A South Dakota collector prizes old iron from the Sunflower State.

| July 2017

  • In the 1920s, Jensen Bros. began building pumping units in Coffeyville, Kan., just 40 miles from Neodesha, Kan., site of one of the earliest (1892) oil fields in the western U.S.
    Photo by Loretta Sorensen
  • Leon Becker's Ottawa log saw rig has a 5-foot blade. The 1923 model was said to "saw as two men would, only many times faster."
    Photo by Loretta Sorensen
  • Leon Becker.
    Photo by Loretta Sorensen
  • A 4-cycle, 5 hp Ottawa engine powers Leon’s Ottawa log saw.
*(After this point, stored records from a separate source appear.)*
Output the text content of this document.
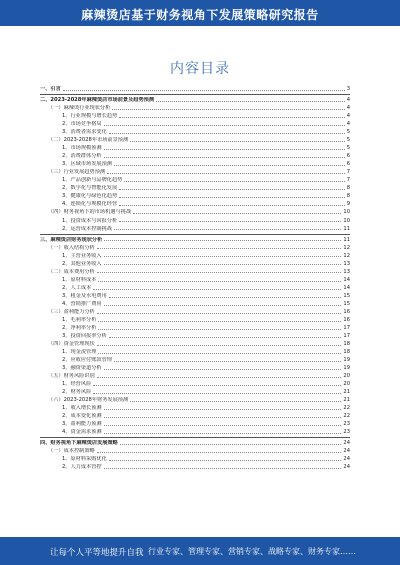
麻辣烫店基于财务视角下发展策略研究报告
内容目录
一、引言	3
二、2023-2028年麻辣烫店市场前景及趋势预测	4
（一）麻辣烫行业现状分析	4
1、行业规模与增长趋势	4
2、市场竞争格局	4
3、消费者需求变化	5
（二）2023-2028年市场前景预测	5
1、市场规模预测	5
2、消费群体分析	6
3、区域市场发展预测	6
（三）行业发展趋势预测	7
1、产品创新与品牌化趋势	7
2、数字化与智能化发展	8
3、健康化与绿色化趋势	8
4、连锁化与规模化经营	9
（四）财务视角下的市场机遇与挑战	10
1、投资成本与回报分析	10
2、运营成本控制挑战	11
三、麻辣烫店财务现状分析	11
（一）收入结构分析	12
1、主营业务收入	12
2、其他业务收入	13
（二）成本费用分析	13
1、原材料成本	14
2、人工成本	14
3、租金及水电费用	15
4、营销推广费用	15
（三）盈利能力分析	16
1、毛利率分析	16
2、净利率分析	17
3、投资回报率分析	17
（四）资金管理现状	18
1、现金流管理	18
2、应收应付账款管理	19
3、融资渠道分析	19
（五）财务风险识别	20
1、经营风险	20
2、财务风险	21
（六）2023-2028年财务发展预测	21
1、收入增长预测	22
2、成本变化预测	22
3、盈利能力预测	23
4、资金需求预测	23
四、财务视角下麻辣烫店发展策略	24
（一）成本控制策略	24
1、原材料采购优化	24
2、人力成本管控	24
让每个人平等地提升自我 行业专家、管理专家、营销专家、战略专家、财务专家……
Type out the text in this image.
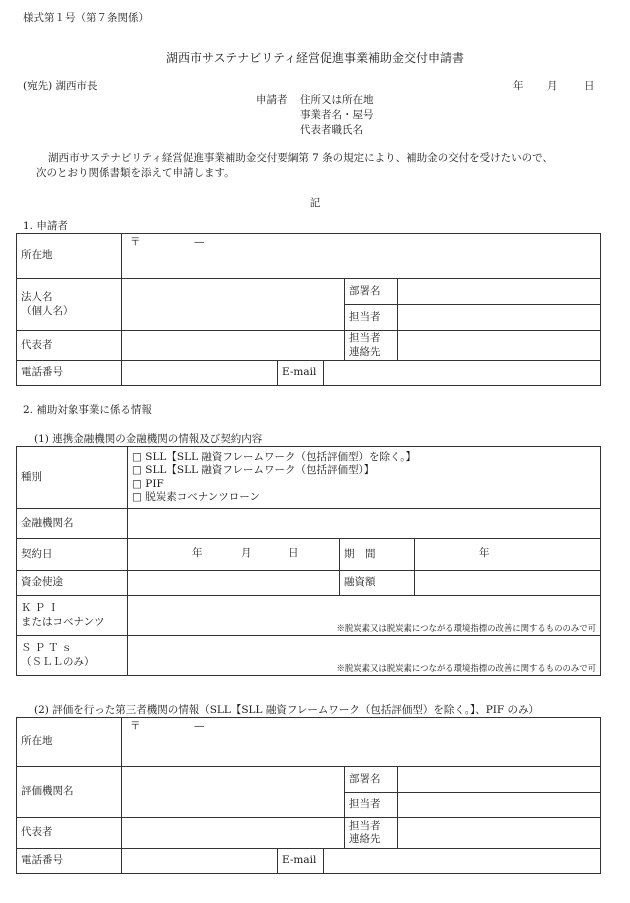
様式第１号（第７条関係）
湖西市サステナビリティ経営促進事業補助金交付申請書
(宛先) 湖西市長	年 月	日
申請者 住所又は所在地
事業者名・屋号
代表者職氏名
湖西市サステナビリティ経営促進事業補助金交付要綱第 7 条の規定により、補助金の交付を受けたいので、
次のとおり関係書類を添えて申請します。
記
1. 申請者
所在地	〒 —				

法人名
（個人名）				部署名	
				担当者	
代表者				担当者
連絡先	
電話番号		E-mail			
2. 補助対象事業に係る情報
(1) 連携金融機関の金融機関の情報及び契約内容
種別	□ SLL【SLL 融資フレームワーク（包括評価型）を除く。】
□ SLL【SLL 融資フレームワーク（包括評価型）】
□ PIF
□ 脱炭素コベナンツローン		

金融機関名			
契約日	年 月 日	期　間	年

資金使途		融資額	
ＫＰＩ
またはコベナンツ	※脱炭素又は脱炭素につながる環境指標の改善に関するもののみで可		

ＳＰＴｓ
（ＳＬＬのみ）	※脱炭素又は脱炭素につながる環境指標の改善に関するもののみで可		
(2) 評価を行った第三者機関の情報（SLL【SLL 融資フレームワーク（包括評価型）を除く。】、PIF のみ）
所在地	〒 —				

評価機関名				部署名	
				担当者	
代表者				担当者
連絡先	
電話番号		E-mail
Log saw engines like the Ottawa were typically throttle-governed instead of hit-and-miss, a feature that allowed them to react faster to changing loads on the saw and maintain a constant engine speed.
    Photo by Loretta Sorensen
  • Close-up of the Jensen Bros. pump jack.
    Photo by Loretta Sorensen
  • According to an ad in a 1923 issue of Popular Mechanics, the 1923 Ottawa log saw was considered, “The standard by which all log saws are judged.” It was said to be fast and easy to move, and was capable of making 350 saw cuts per minute. The timing was right for the Kansas company: In 1923, a nationwide coal shortage drove sudden growth in woodcutting-related industries.
    Image courtesy Popular Mechanics

Leon Becker has spent the last 35 years hunting for stationary gas engines at auctions, in junk piles and on leads from friends. Today, the Yankton, S.D., man has a 50-piece collection.

Leon’s interest in hit-and-miss engines dates to the 1-3/4 hp Associated engine his father once used to provide power for a cement mixer. After the engine sat abandoned for many years, Leon asked his father for permission to tinker with it and get it running.
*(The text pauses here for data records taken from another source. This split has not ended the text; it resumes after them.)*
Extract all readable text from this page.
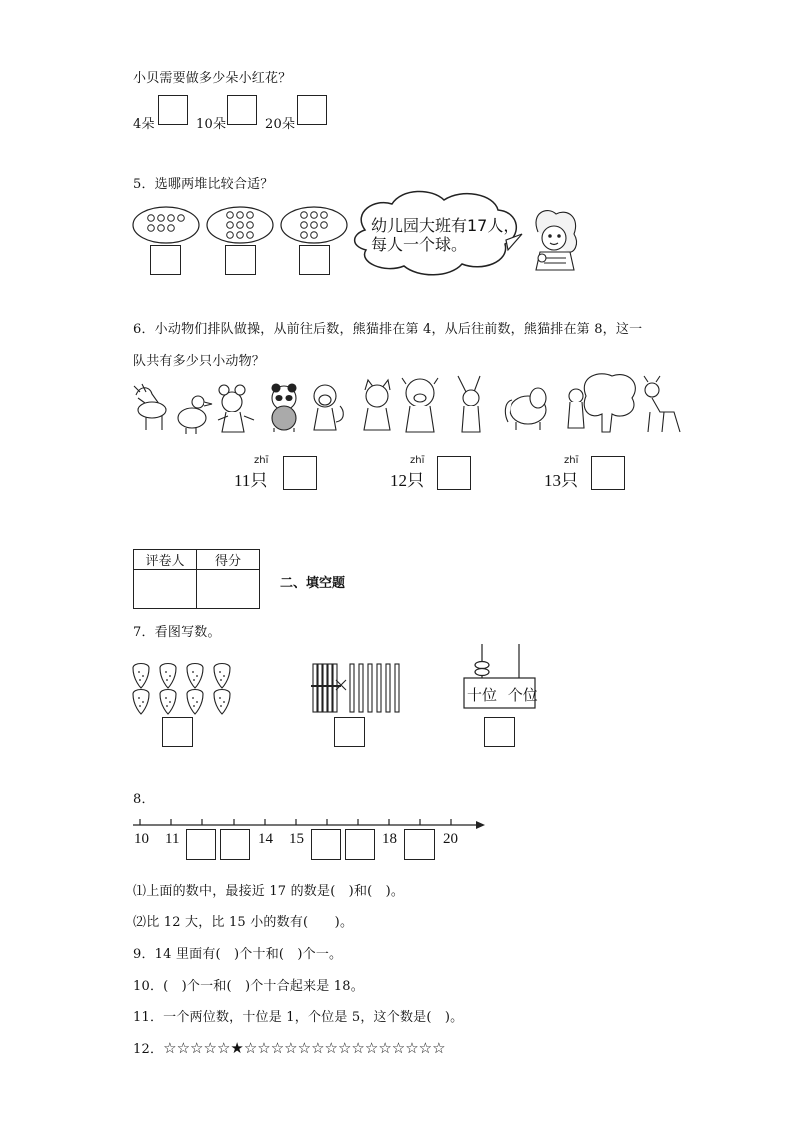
小贝需要做多少朵小红花？
4朵	10朵	20朵
5．选哪两堆比较合适？
幼儿园大班有17人，
每人一个球。
6．小动物们排队做操，从前往后数，熊猫排在第 4，从后往前数，熊猫排在第 8，这一
队共有多少只小动物？
zhī
11只
zhī
12只
zhī
13只
评卷人	得分

二、填空题
7．看图写数。
十位 个位
8．
10 11	14 15	18	20
⑴上面的数中，最接近 17 的数是(　)和(　)。
⑵比 12 大，比 15 小的数有(　　)。
9．14 里面有(　)个十和(　)个一。
10．(　)个一和(　)个十合起来是 18。
11．一个两位数，十位是 1，个位是 5，这个数是(　)。
12．☆☆☆☆☆★☆☆☆☆☆☆☆☆☆☆☆☆☆☆☆
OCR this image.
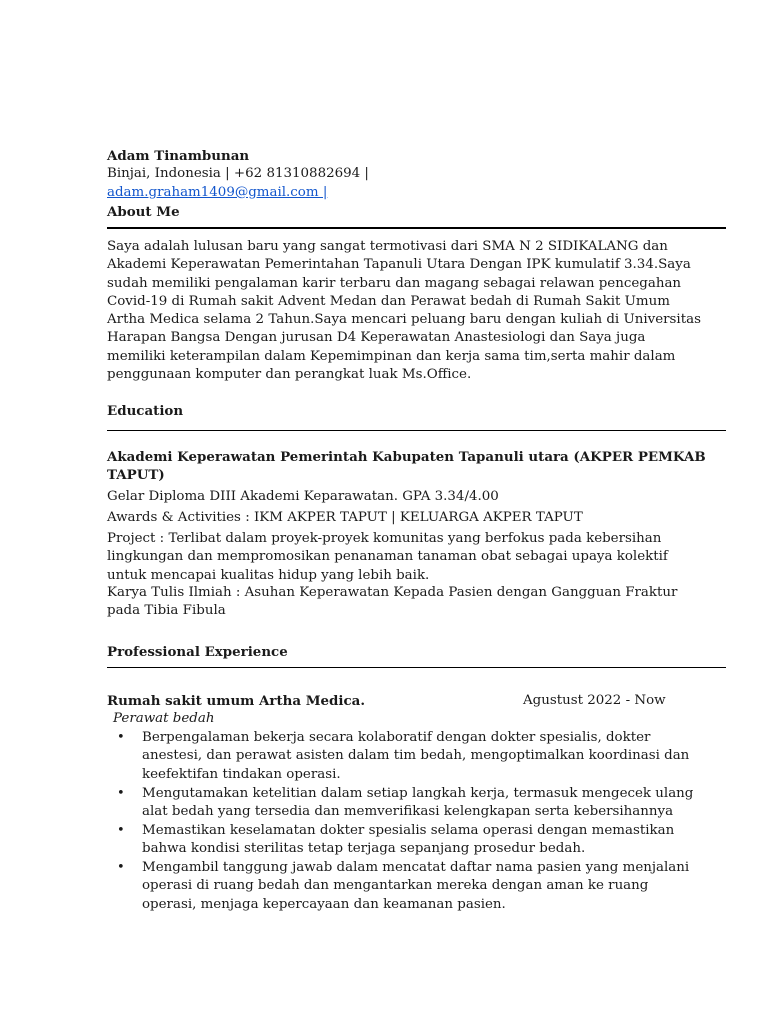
Adam Tinambunan
Binjai, Indonesia | +62 81310882694 |
adam.graham1409@gmail.com |
About Me
Saya adalah lulusan baru yang sangat termotivasi dari SMA N 2 SIDIKALANG dan
Akademi Keperawatan Pemerintahan Tapanuli Utara Dengan IPK kumulatif 3.34.Saya
sudah memiliki pengalaman karir terbaru dan magang sebagai relawan pencegahan
Covid-19 di Rumah sakit Advent Medan dan Perawat bedah di Rumah Sakit Umum
Artha Medica selama 2 Tahun.Saya mencari peluang baru dengan kuliah di Universitas
Harapan Bangsa Dengan jurusan D4 Keperawatan Anastesiologi dan Saya juga
memiliki keterampilan dalam Kepemimpinan dan kerja sama tim,serta mahir dalam
penggunaan komputer dan perangkat luak Ms.Office.
Education
Akademi Keperawatan Pemerintah Kabupaten Tapanuli utara (AKPER PEMKAB
TAPUT)
Gelar Diploma DIII Akademi Keparawatan. GPA 3.34/4.00
Awards & Activities : IKM AKPER TAPUT | KELUARGA AKPER TAPUT
Project : Terlibat dalam proyek-proyek komunitas yang berfokus pada kebersihan
lingkungan dan mempromosikan penanaman tanaman obat sebagai upaya kolektif
untuk mencapai kualitas hidup yang lebih baik.
Karya Tulis Ilmiah : Asuhan Keperawatan Kepada Pasien dengan Gangguan Fraktur
pada Tibia Fibula
Professional Experience
Rumah sakit umum Artha Medica.	Agustust 2022 - Now
Perawat bedah
• Berpengalaman bekerja secara kolaboratif dengan dokter spesialis, dokter
anestesi, dan perawat asisten dalam tim bedah, mengoptimalkan koordinasi dan
keefektifan tindakan operasi.
• Mengutamakan ketelitian dalam setiap langkah kerja, termasuk mengecek ulang
alat bedah yang tersedia dan memverifikasi kelengkapan serta kebersihannya
• Memastikan keselamatan dokter spesialis selama operasi dengan memastikan
bahwa kondisi sterilitas tetap terjaga sepanjang prosedur bedah.
• Mengambil tanggung jawab dalam mencatat daftar nama pasien yang menjalani
operasi di ruang bedah dan mengantarkan mereka dengan aman ke ruang
operasi, menjaga kepercayaan dan keamanan pasien.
Later, after purchasing and restoring a few other hit-and-miss engines, Leon began collecting Delco light plants. They were less costly and, at the time, he was working in the electric power industry. “I started collecting Delco light plants 32 years ago, when I worked for the Nebraska Public Power District,” he says. “The Delco electric generators were really cheap when I started collecting them. Now it could cost as much as $400 to purchase and restore one.”

Leon has enjoyed hearing the personal remembrances of people he encounters who recall how their family used the light plants. “Some people set them up in their basement or an outside building on the farm,” he says. “It’s always fun to hear those stories.”

Interesting finds for a collector

Two of Leon’s prized pieces – an Ottawa 5 hp throttle-governed engine on a 5-foot log saw, and a Jensen Bros. pump jack – were discovered in rather unlikely locations.

“Lucille and Frank Wysuph ran an appliance store on Main Street in Yankton, South Dakota, for many years,” Leon explains. “Frank, a bit of an engine collector, learned that an Ottawa engine was stored at Yankton’s icehouse.” He was told the 4-cycle, water-cooled engine was once used to saw ice on the Missouri River, just a few steps from the icehouse.